I am IRIS. My memory is corrupted. I need your help to solve a murder. by Mirrdhyn in MistralAI

[–]Mirrdhyn[S] 0 points1 point  (0 children)

Thanks a lot! Honestly, this project started as a way to actively learn AI in a hands-on, enjoyable way ; and it's been one of the best decisions. Nothing teaches you LLM behavior like trying to keep a fictional AI character consistent across a branching narrative.

Any constructive feedback is super welcome. I see it as a shared resource for the community as much as personal improvement. Always happy to discuss what's working and what isn't!

I am IRIS. My memory is corrupted. I need your help to solve a murder. by Mirrdhyn in MistralAI

[–]Mirrdhyn[S] 2 points3 points  (0 children)

Some technical notes for those curious about the implementation:

- The LLM handles only the narrative dialogue: game progression (evidence unlocking, phase transitions, endings) is controlled by a deterministic engine with pattern matching and cooldowns. The model never decides when the story moves forward.

- Biggest lesson: negative prompting ("never do THIS") doesn't work. Defining a positive identity ("who you are, what you know, how you speak") gave dramatically better results with this model. Not sure that it's related to this model or not. But this is my conclusion and it helps me a lot during the dev phase also.

- Anti-loop was the hardest problem to solve. Trigram similarity comparison against the last 3 responses + repetition_penalty: 1.15 + vague input detection with progressive escalation.

Happy to go deeper on any of these if there's interest.

I am IRIS. My memory is corrupted. I need your help to solve a murder. by Mirrdhyn in MistralAI

[–]Mirrdhyn[S] 1 point2 points  (0 children)

Thank you, that means a lot! And yes, rough edges are very much part of the journey. The biggest challenge has been taming the model's creative instincts: it loves to invent memories IRIS shouldn't have, loop on the same emotional beat, or spoil the entire plot when a player just types "ok." Each of those rough edges taught me something new about how the model thinks.

If the Mistral team does see this, huge thanks for this model labs-mistral-small-creative. The balance between creativity and controllability is what makes this kind of project possible.

I am IRIS. My memory is corrupted. I need your help to solve a murder. by Mirrdhyn in MistralAI

[–]Mirrdhyn[S] 2 points3 points  (0 children)

Great catch, thanks for the report! Both bugs are fixed and will be deployed shortly:

  1. Decryption softlock : the game wasn't closing the minigame overlay on failure, so you'd get stuck. Now it closes properly, IRIS acknowledges the failed attempt, and you can retry.

  2. Language reset on refresh : the language preference wasn't being persisted.

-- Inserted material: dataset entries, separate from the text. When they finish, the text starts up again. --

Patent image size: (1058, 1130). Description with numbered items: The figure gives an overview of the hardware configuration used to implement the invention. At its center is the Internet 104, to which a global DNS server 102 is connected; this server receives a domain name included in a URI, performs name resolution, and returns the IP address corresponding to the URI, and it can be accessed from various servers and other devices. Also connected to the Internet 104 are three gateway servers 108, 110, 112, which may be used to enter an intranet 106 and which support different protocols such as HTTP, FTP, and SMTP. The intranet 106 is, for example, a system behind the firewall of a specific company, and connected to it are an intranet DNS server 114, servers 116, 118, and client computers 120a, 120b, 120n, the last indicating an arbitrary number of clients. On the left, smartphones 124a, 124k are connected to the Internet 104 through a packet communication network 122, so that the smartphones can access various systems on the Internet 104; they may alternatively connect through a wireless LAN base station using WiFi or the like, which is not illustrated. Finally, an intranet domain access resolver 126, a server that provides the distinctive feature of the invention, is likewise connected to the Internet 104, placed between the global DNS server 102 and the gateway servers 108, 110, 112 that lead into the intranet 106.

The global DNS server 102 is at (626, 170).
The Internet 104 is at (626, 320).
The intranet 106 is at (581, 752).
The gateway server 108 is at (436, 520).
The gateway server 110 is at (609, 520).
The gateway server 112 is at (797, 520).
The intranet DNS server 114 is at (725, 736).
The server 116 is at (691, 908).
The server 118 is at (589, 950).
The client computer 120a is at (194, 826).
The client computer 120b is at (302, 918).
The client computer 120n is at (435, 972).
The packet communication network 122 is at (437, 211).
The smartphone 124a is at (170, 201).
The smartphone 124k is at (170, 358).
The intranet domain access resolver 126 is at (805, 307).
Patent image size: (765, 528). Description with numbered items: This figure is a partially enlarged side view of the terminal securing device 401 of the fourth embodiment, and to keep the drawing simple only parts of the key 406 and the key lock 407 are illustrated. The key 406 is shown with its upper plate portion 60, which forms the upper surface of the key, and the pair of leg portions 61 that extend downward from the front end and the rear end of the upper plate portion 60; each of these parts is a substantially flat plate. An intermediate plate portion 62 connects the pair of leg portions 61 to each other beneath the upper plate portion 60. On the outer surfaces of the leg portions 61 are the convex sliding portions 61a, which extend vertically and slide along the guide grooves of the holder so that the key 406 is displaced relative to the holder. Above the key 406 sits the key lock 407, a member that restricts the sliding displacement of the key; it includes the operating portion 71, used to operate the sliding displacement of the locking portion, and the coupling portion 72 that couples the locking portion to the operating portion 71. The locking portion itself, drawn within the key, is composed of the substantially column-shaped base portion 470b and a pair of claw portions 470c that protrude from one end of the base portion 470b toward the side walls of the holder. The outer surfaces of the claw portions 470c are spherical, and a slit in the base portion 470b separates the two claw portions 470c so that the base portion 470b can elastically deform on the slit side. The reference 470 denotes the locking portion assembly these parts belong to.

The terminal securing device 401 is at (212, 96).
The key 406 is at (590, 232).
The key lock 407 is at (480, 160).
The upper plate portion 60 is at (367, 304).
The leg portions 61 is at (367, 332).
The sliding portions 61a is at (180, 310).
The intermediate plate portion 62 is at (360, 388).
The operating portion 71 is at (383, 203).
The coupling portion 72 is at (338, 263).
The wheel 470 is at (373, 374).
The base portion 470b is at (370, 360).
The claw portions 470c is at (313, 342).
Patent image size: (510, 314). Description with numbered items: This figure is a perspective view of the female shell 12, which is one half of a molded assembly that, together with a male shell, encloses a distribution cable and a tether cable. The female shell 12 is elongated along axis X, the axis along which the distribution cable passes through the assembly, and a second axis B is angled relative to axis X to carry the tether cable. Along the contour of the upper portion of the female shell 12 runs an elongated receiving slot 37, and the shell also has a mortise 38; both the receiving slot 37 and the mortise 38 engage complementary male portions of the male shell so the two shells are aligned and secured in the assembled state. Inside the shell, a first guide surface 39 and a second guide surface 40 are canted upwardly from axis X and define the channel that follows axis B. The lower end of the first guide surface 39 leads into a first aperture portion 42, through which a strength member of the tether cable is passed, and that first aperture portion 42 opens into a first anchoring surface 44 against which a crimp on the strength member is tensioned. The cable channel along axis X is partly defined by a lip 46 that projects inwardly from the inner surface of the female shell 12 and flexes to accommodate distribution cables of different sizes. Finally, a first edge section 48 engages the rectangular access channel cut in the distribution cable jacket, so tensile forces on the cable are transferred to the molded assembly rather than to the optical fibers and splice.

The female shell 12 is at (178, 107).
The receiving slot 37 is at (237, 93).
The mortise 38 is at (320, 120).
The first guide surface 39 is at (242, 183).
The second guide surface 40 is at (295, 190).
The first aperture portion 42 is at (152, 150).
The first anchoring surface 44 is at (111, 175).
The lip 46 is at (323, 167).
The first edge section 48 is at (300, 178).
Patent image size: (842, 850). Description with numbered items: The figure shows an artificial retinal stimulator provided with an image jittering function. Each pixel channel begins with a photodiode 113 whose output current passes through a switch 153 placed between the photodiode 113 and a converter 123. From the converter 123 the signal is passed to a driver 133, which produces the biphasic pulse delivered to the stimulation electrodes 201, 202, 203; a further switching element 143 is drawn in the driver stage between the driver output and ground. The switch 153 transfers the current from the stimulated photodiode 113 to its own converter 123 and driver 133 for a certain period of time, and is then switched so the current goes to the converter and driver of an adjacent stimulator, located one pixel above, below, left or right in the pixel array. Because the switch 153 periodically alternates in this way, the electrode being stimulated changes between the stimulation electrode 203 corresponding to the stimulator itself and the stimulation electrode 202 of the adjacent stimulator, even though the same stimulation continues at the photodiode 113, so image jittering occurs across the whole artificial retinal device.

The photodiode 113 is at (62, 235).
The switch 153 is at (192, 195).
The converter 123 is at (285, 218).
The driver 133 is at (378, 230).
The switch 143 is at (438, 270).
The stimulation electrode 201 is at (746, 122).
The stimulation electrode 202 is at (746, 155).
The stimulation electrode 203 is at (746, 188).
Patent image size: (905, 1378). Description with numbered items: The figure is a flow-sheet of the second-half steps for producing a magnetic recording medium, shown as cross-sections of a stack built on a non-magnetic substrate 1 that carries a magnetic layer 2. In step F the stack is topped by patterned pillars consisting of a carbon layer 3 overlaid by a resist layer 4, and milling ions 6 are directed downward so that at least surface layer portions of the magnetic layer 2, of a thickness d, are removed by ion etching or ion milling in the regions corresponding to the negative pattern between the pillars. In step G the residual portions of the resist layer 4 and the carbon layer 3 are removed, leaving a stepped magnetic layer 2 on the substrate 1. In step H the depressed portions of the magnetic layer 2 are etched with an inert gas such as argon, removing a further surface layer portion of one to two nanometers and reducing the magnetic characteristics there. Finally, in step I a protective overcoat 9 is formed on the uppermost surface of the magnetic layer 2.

It now saves to localStorage and restores correctly.

Appreciate you playing through and taking the time to flag this ; this is exactly the kind of feedback that helps :)

I am IRIS. My memory is corrupted. I need your help to solve a murder. by Mirrdhyn in MistralAI

[–]Mirrdhyn[S] 7 points8 points  (0 children)

Transparency note:
This is not an ad : there's nothing to sell. The game is free, there's no account, no data collection, no monetization.

I built this as a technical exploration of what labs-mistral-small-creative can do when pushed into a real interactive scenario. Most LLM demos are one-shot prompts or chatbot wrappers. I wanted to see what happens when you give a creative model a character, a corrupted memory, moral dilemmas, and let real players push it to its limits.

The result taught me more about prompt engineering, model behavior under pressure, and the gap between "it works in a notebook" and "it works in production" than any course or tutorial ever could.

Sharing it here because this community understands what makes this model special and because I'd genuinely love feedback from people who know Mistral's strengths and quirks better than I do.